Precious metals prices bounced back as the U.S. dollar devaluated against the Euro – mainly after ECB’s Draghi didn’t meet market estimates and only reduced the deposit rate to -0.3% without introducing an expansion of QE. And then the NFP report showed a gain of 211K of jobs – a bit higher than expected. But this wasn’t enough to impress bullion traders as gold and silver bounced back. Will this recent rally last? This week we have: U.S. JOLTS, BOE and SNB rate decisions, U.S. PPI, China’s CPI, U.S. consumer sentiment, China’s industrial production, and U.S. retail sales.
Following the recent ECB rate decision, the Euro/USD rallied – a 3% bump on Thursday – and may have partly contributed to the rise of gold and silver. Also, on a weekly scale, the USD devalued against the Euro, Aussie dollar, British pound and Canadian dollar. But then on Friday the NFP report came out. It wasn’t too surprising with solid headline figures, growth in wages (2.3%, year on year), upward revisions for previous months, and modest gain in participation rate. The reaction of precious metals wasn’t as expected. The table below shows this.
Source: Bloomberg, BLS
In the past, gold and silver tended to react negatively when the headline figures were better than expected. After all the linear correlations are -0.45 for silver and -0.48 for gold. This time it wasn’t the case. This could be a speculative move by bullion traders – the old saying of “buy the rumor, sell the fact”. After the lower than expected ECB rate cut with no expansion to QE and Yellen’s testimony, more people think the rate hike in December is a done deal. Well, maybe not…
Because then there is the implied probability of a rate hike by Fed-watch: It still shows that there is only 79% chance of a December hike – nearly unchanged from the end of last week. And the chances for a March 2016 rate hike went only slightly up to 92%. The little change in the implied probabilities could actually suggest that the NFP report and testimony didn’t impress bullion traders, which could explain the recent rally of gold and silver. In any case, this rally seems shaky and could change course in the coming days.
Looking forward, the focus will be on the pace of future rate hikes. For now, based on Fed-watch and the implied probabilities, the rate should be around 0.84% by the end of 2016 – this implies two rate hikes in 2016, assuming the December rate hike goes underway.
And low interest rates are likely to keep gold and silver at their current levels.

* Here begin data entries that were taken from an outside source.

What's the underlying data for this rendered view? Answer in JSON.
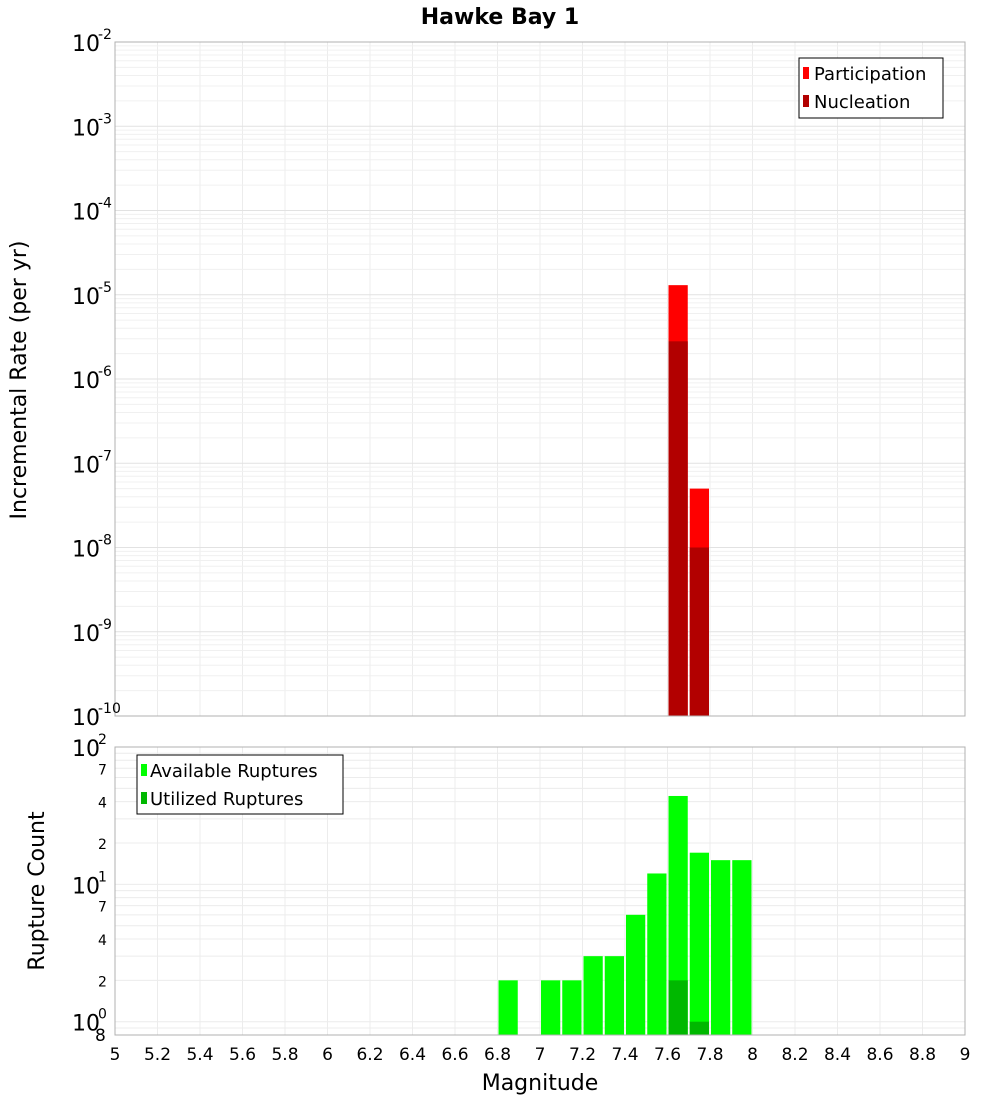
{
  "chart_data": [
    {
      "type": "bar",
      "title": "Hawke Bay 1",
      "xlabel": "Magnitude",
      "ylabel": "Incremental Rate (per yr)",
      "yscale": "log",
      "xlim": [
        5,
        9
      ],
      "ylim": [
        1e-10,
        0.01
      ],
      "x_ticks": [
        "5",
        "5.2",
        "5.4",
        "5.6",
        "5.8",
        "6",
        "6.2",
        "6.4",
        "6.6",
        "6.8",
        "7",
        "7.2",
        "7.4",
        "7.6",
        "7.8",
        "8",
        "8.2",
        "8.4",
        "8.6",
        "8.8",
        "9"
      ],
      "y_ticks": [
        {
          "base": "10",
          "exp": "-10"
        },
        {
          "base": "10",
          "exp": "-9"
        },
        {
          "base": "10",
          "exp": "-8"
        },
        {
          "base": "10",
          "exp": "-7"
        },
        {
          "base": "10",
          "exp": "-6"
        },
        {
          "base": "10",
          "exp": "-5"
        },
        {
          "base": "10",
          "exp": "-4"
        },
        {
          "base": "10",
          "exp": "-3"
        },
        {
          "base": "10",
          "exp": "-2"
        }
      ],
      "bin_width": 0.1,
      "legend_position": "top-right",
      "series": [
        {
          "name": "Participation",
          "color": "#ff0000",
          "x": [
            7.65,
            7.75
          ],
          "values": [
            1.3e-05,
            5e-08
          ]
        },
        {
          "name": "Nucleation",
          "color": "#b20000",
          "x": [
            7.65,
            7.75
          ],
          "values": [
            2.8e-06,
            1e-08
          ]
        }
      ]
    },
    {
      "type": "bar",
      "xlabel": "Magnitude",
      "ylabel": "Rupture Count",
      "yscale": "log",
      "xlim": [
        5,
        9
      ],
      "ylim": [
        0.8,
        100
      ],
      "y_major_ticks": [
        {
          "value": 1,
          "base": "10",
          "exp": "0"
        },
        {
          "value": 10,
          "base": "10",
          "exp": "1"
        },
        {
          "value": 100,
          "base": "10",
          "exp": "2"
        }
      ],
      "y_minor_ticks": [
        {
          "value": 0.8,
          "label": "8"
        },
        {
          "value": 2,
          "label": "2"
        },
        {
          "value": 4,
          "label": "4"
        },
        {
          "value": 7,
          "label": "7"
        },
        {
          "value": 20,
          "label": "2"
        },
        {
          "value": 40,
          "label": "4"
        },
        {
          "value": 70,
          "label": "7"
        }
      ],
      "bin_width": 0.1,
      "legend_position": "top-left",
      "series": [
        {
          "name": "Available Ruptures",
          "color": "#00ff00",
          "x": [
            6.85,
            7.05,
            7.15,
            7.25,
            7.35,
            7.45,
            7.55,
            7.65,
            7.75,
            7.85,
            7.95
          ],
          "values": [
            2,
            2,
            2,
            3,
            3,
            6,
            12,
            44,
            17,
            15,
            15
          ]
        },
        {
          "name": "Utilized Ruptures",
          "color": "#00b800",
          "x": [
            7.65,
            7.75
          ],
          "values": [
            2,
            1
          ]
        }
      ]
    }
  ]
}
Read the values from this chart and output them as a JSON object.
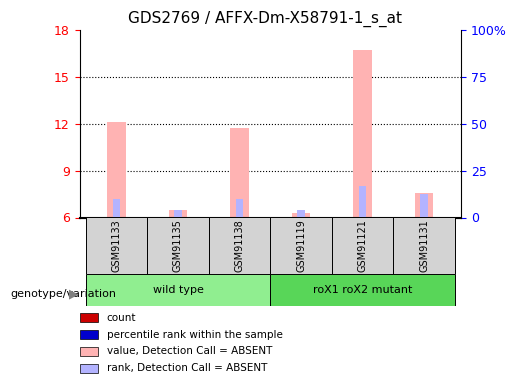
{
  "title": "GDS2769 / AFFX-Dm-X58791-1_s_at",
  "samples": [
    "GSM91133",
    "GSM91135",
    "GSM91138",
    "GSM91119",
    "GSM91121",
    "GSM91131"
  ],
  "groups": [
    "wild type",
    "wild type",
    "wild type",
    "roX1 roX2 mutant",
    "roX1 roX2 mutant",
    "roX1 roX2 mutant"
  ],
  "group_labels": [
    "wild type",
    "roX1 roX2 mutant"
  ],
  "ylim_left": [
    6,
    18
  ],
  "ylim_right": [
    0,
    100
  ],
  "yticks_left": [
    6,
    9,
    12,
    15,
    18
  ],
  "yticks_right": [
    0,
    25,
    50,
    75,
    100
  ],
  "ytick_labels_right": [
    "0",
    "25",
    "50",
    "75",
    "100%"
  ],
  "value_bars": [
    12.1,
    6.5,
    11.7,
    6.3,
    16.7,
    7.6
  ],
  "rank_bars": [
    7.2,
    6.5,
    7.2,
    6.5,
    8.0,
    7.5
  ],
  "bar_color_value": "#ffb3b3",
  "bar_color_rank": "#b3b3ff",
  "count_color": "#cc0000",
  "rank_color": "#0000cc",
  "group_colors": [
    "#90ee90",
    "#2ecc40"
  ],
  "group_bg": [
    "#c8f0c8",
    "#a0e0a0"
  ],
  "legend_items": [
    {
      "label": "count",
      "color": "#cc0000",
      "marker": "s"
    },
    {
      "label": "percentile rank within the sample",
      "color": "#0000cc",
      "marker": "s"
    },
    {
      "label": "value, Detection Call = ABSENT",
      "color": "#ffb3b3",
      "marker": "s"
    },
    {
      "label": "rank, Detection Call = ABSENT",
      "color": "#b3b3ff",
      "marker": "s"
    }
  ]
}
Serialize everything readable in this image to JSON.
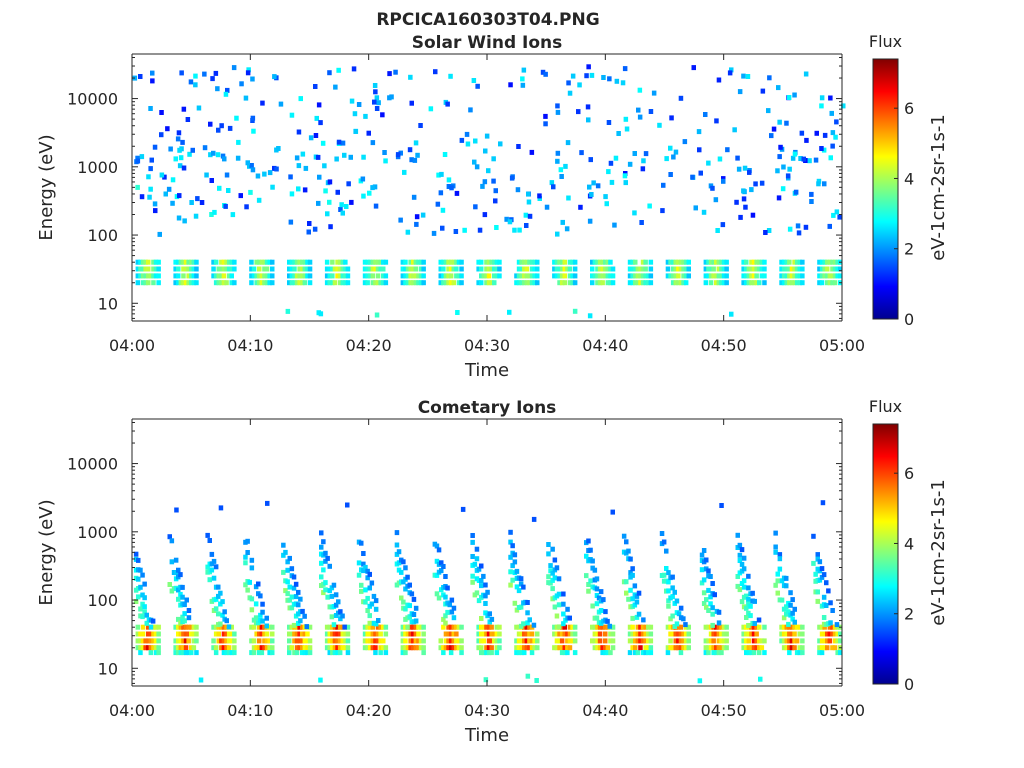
{
  "figure_title": "RPCICA160303T04.PNG",
  "chart_data": [
    {
      "type": "heatmap",
      "title": "Solar Wind Ions",
      "xlabel": "Time",
      "ylabel": "Energy (eV)",
      "x_range": [
        "04:00",
        "05:00"
      ],
      "x_ticks": [
        "04:00",
        "04:10",
        "04:20",
        "04:30",
        "04:40",
        "04:50",
        "05:00"
      ],
      "y_scale": "log",
      "y_range": [
        5.5,
        45000
      ],
      "y_ticks": [
        10,
        100,
        1000,
        10000
      ],
      "y_tick_labels": [
        "10",
        "100",
        "1000",
        "10000"
      ],
      "colorbar": {
        "title": "Flux",
        "label": "eV-1cm-2sr-1s-1",
        "colormap": "jet",
        "range": [
          0,
          7.4
        ],
        "ticks": [
          0,
          2,
          4,
          6
        ],
        "tick_labels": [
          "0",
          "2",
          "4",
          "6"
        ]
      },
      "pulse_period_min": 3.2,
      "low_energy_band": {
        "energy_range_eV": [
          20,
          40
        ],
        "peak_flux": 4.5
      },
      "scattered_flux_range": [
        1.0,
        2.8
      ],
      "scattered_energy_range_eV": [
        100,
        30000
      ]
    },
    {
      "type": "heatmap",
      "title": "Cometary Ions",
      "xlabel": "Time",
      "ylabel": "Energy (eV)",
      "x_range": [
        "04:00",
        "05:00"
      ],
      "x_ticks": [
        "04:00",
        "04:10",
        "04:20",
        "04:30",
        "04:40",
        "04:50",
        "05:00"
      ],
      "y_scale": "log",
      "y_range": [
        5.5,
        45000
      ],
      "y_ticks": [
        10,
        100,
        1000,
        10000
      ],
      "y_tick_labels": [
        "10",
        "100",
        "1000",
        "10000"
      ],
      "colorbar": {
        "title": "Flux",
        "label": "eV-1cm-2sr-1s-1",
        "colormap": "jet",
        "range": [
          0,
          7.4
        ],
        "ticks": [
          0,
          2,
          4,
          6
        ],
        "tick_labels": [
          "0",
          "2",
          "4",
          "6"
        ]
      },
      "pulse_period_min": 3.2,
      "low_energy_band": {
        "energy_range_eV": [
          20,
          40
        ],
        "peak_flux": 6.5
      },
      "dispersion_energy_range_eV": [
        40,
        900
      ],
      "scattered_flux_range": [
        1.2,
        3.5
      ]
    }
  ]
}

This week, the main U.S. reports will be retail sales, JOLTS, PPI and consumer sentiment. If the U.S. economy were to show strong growth on these issues of inflation, labor and consumer sales, this could have an adverse impact on bullion prices. In China, the industrial production and CPI reports will be released. Considering China is an important consumer of precious metals, the direction of this economy could also play a secondary role in their prices’ directions.
By the end of last week, gold holding of the gold ETF SPDR Gold Trust (GLD) fell again by 2.5%, week on week, to 638.8 tons of gold. Conversely, silver holdings for the silver ETF iShares Silver Trust (SLV) rose by 1% to 321.5 million ounces.
Last week came down to a disappointing ECB rate decision and unsurprising NFP report. In total, these events moved a lot the USD along with gold and silver. This recent rally of bullion prices could be short lived and we could see them change course, especially if the upcoming U.S. reports don’t disappoint or miss market estimates. Finally, considering the upcoming week will be a relatively slow one – mainly when you compare to last week or the week after that – then the market will likely to focus on digesting last week’s results and breaking down what’s up ahead.